March 29, 2024

UBS Settles Fraud Cases Over Munis

The Justice Department, the Securities and Exchange Commission, the Internal Revenue Service and 25 state attorneys general entered into the agreement with UBS, which admitted that, from 2001 through 2006, several of its former employees repeatedly manipulated the bidding process when local governmental entities or nonprofit organizations sought to invest the proceeds of municipal bond offerings.

The conduct of UBS and its employees “corrupted the competitive process and harmed municipalities, and ultimately taxpayers, nationwide,” said Assistant Attorney General Christine A. Varney, who oversees the federal antitrust division. “Today’s agreements with UBS ensure that restitution is paid to the victims of the anticompetitive conduct, that UBS pays penalties and disgorges its ill-gotten gains.”

UBS said in a statement that it was pleased to have resolved the matter. “The underlying transactions were entered into in a business that no longer exists at UBS, and involved employees who are not longer with the firm,” the statement said.
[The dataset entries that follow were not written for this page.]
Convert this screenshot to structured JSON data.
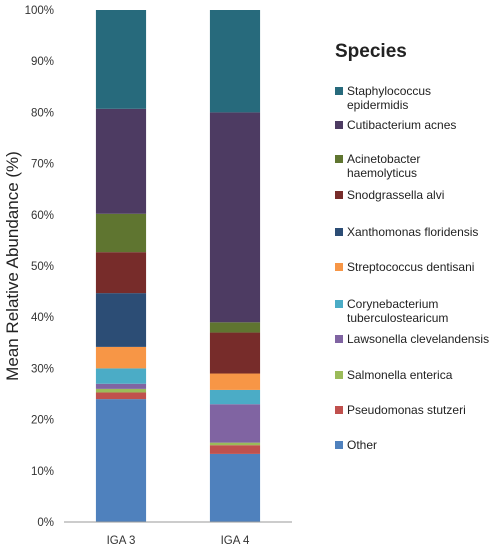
{
  "chart_data": {
    "type": "bar",
    "stacked": true,
    "ylabel": "Mean Relative Abundance (%)",
    "xlabel": "",
    "ylim": [
      0,
      100
    ],
    "yticks": [
      "0%",
      "10%",
      "20%",
      "30%",
      "40%",
      "50%",
      "60%",
      "70%",
      "80%",
      "90%",
      "100%"
    ],
    "categories": [
      "IGA 3",
      "IGA 4"
    ],
    "legend_title": "Species",
    "legend_position": "right",
    "series": [
      {
        "name": "Other",
        "color": "#4F81BD",
        "values": [
          24.0,
          13.3
        ]
      },
      {
        "name": "Pseudomonas stutzeri",
        "color": "#C0504D",
        "values": [
          1.3,
          1.7
        ]
      },
      {
        "name": "Salmonella enterica",
        "color": "#9BBB59",
        "values": [
          0.7,
          0.5
        ]
      },
      {
        "name": "Lawsonella clevelandensis",
        "color": "#8064A2",
        "values": [
          1.0,
          7.5
        ]
      },
      {
        "name": "Corynebacterium tuberculostearicum",
        "color": "#4BACC6",
        "values": [
          3.0,
          2.8
        ]
      },
      {
        "name": "Streptococcus dentisani",
        "color": "#F79646",
        "values": [
          4.2,
          3.2
        ]
      },
      {
        "name": "Xanthomonas floridensis",
        "color": "#2C4D75",
        "values": [
          10.5,
          0.0
        ]
      },
      {
        "name": "Snodgrassella alvi",
        "color": "#772C2A",
        "values": [
          8.0,
          8.0
        ]
      },
      {
        "name": "Acinetobacter haemolyticus",
        "color": "#5F7530",
        "values": [
          7.5,
          2.0
        ]
      },
      {
        "name": "Cutibacterium acnes",
        "color": "#4D3B62",
        "values": [
          20.5,
          41.0
        ]
      },
      {
        "name": "Staphylococcus epidermidis",
        "color": "#276A7C",
        "values": [
          19.3,
          20.0
        ]
      }
    ],
    "legend_labels": [
      {
        "name": "Staphylococcus epidermidis",
        "lines": [
          "Staphylococcus",
          "epidermidis"
        ]
      },
      {
        "name": "Cutibacterium acnes",
        "lines": [
          "Cutibacterium acnes"
        ]
      },
      {
        "name": "Acinetobacter haemolyticus",
        "lines": [
          "Acinetobacter",
          "haemolyticus"
        ]
      },
      {
        "name": "Snodgrassella alvi",
        "lines": [
          "Snodgrassella alvi"
        ]
      },
      {
        "name": "Xanthomonas floridensis",
        "lines": [
          "Xanthomonas floridensis"
        ]
      },
      {
        "name": "Streptococcus dentisani",
        "lines": [
          "Streptococcus dentisani"
        ]
      },
      {
        "name": "Corynebacterium tuberculostearicum",
        "lines": [
          "Corynebacterium",
          "tuberculostearicum"
        ]
      },
      {
        "name": "Lawsonella clevelandensis",
        "lines": [
          "Lawsonella clevelandensis"
        ]
      },
      {
        "name": "Salmonella enterica",
        "lines": [
          "Salmonella enterica"
        ]
      },
      {
        "name": "Pseudomonas stutzeri",
        "lines": [
          "Pseudomonas stutzeri"
        ]
      },
      {
        "name": "Other",
        "lines": [
          "Other"
        ]
      }
    ]
  }
}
The company also said that it had made provisions for the settlement in prior quarters and it therefore “will have no effect on the firm’s future financial results or on any current business of UBS.”

UBS is the second big banking institution to settle accusations of bid-rigging in the municipal bond derivatives market. In December, Bank of America agreed to pay $137 million in restitution after voluntarily disclosing its anticompetitive conduct and agreeing to cooperate with authorities in further investigations.

As part of the broader investigation of bid-rigging in the municipal securities market, the Justice Department has brought criminal charges against 18 former executives of various financial services companies. Nine of the 18 have pleaded guilty, including one former UBS employee. Three other UBS employees also have been charged with criminal activities related to the municipal market.

Most of the $160 million to be paid by UBS will go to municipalities that were affected by the conduct, officials said, which involved more than 100 transactions. According to an outline of the charges by the S.E.C., the company played various roles in the illegal bidding scheme, sometimes obtaining advance information about competing bids for financial products, and in other cases facilitating illegal activity by submitting sham bids for services.

Our complaint against UBS reads like a ‘how to’ primer for bid-rigging and securities fraud,” Elaine C. Greenberg, chief of the S.E.C.’s municipal securities and public pensions unit, said at a press conference announcing the settlement.

UBS, which acquired the American investment bank
PaineWebber in 2000, was at the time of its conduct one of the largest underwriters of municipal securities in the nation. UBS closed its municipal reinvestment and derivatives desk in 2008.

State and local governments often sell bonds to raise money to pay for projects like roads, schools and hospitals. Until they are ready to spend the money, the entities invest the proceeds in contracts that are often tailored to meet specific needs in terms of the timing of spending and required collateral to insure their debts.

Investment firms offer to sell those contracts at given prices, and bidding for the right to provide the service is supposed to be conducted at arm’s length. But UBS often conspired with the party overseeing the bidding to guarantee that it bid just enough to win the contract, thereby maximizing its own profit.

Of the $160 million to be paid by UBS, $91 million will be routed through the Justice Department and the states to the municipalities and other customers affected. UBS will also pay $47 million through the S.E.C. to the customers affected, and $22 million through the I.R.S.

Under I.R.S. regulations, the proceeds of tax-exempt municipal securities offerings must be invested at fair market value. Because of the fraudulent conduct by UBS, the tax-exempt status of billions of dollars of securities was jeopardized, officials said. That status was reaffirmed by the I.R.S. as part of its settlement with the company.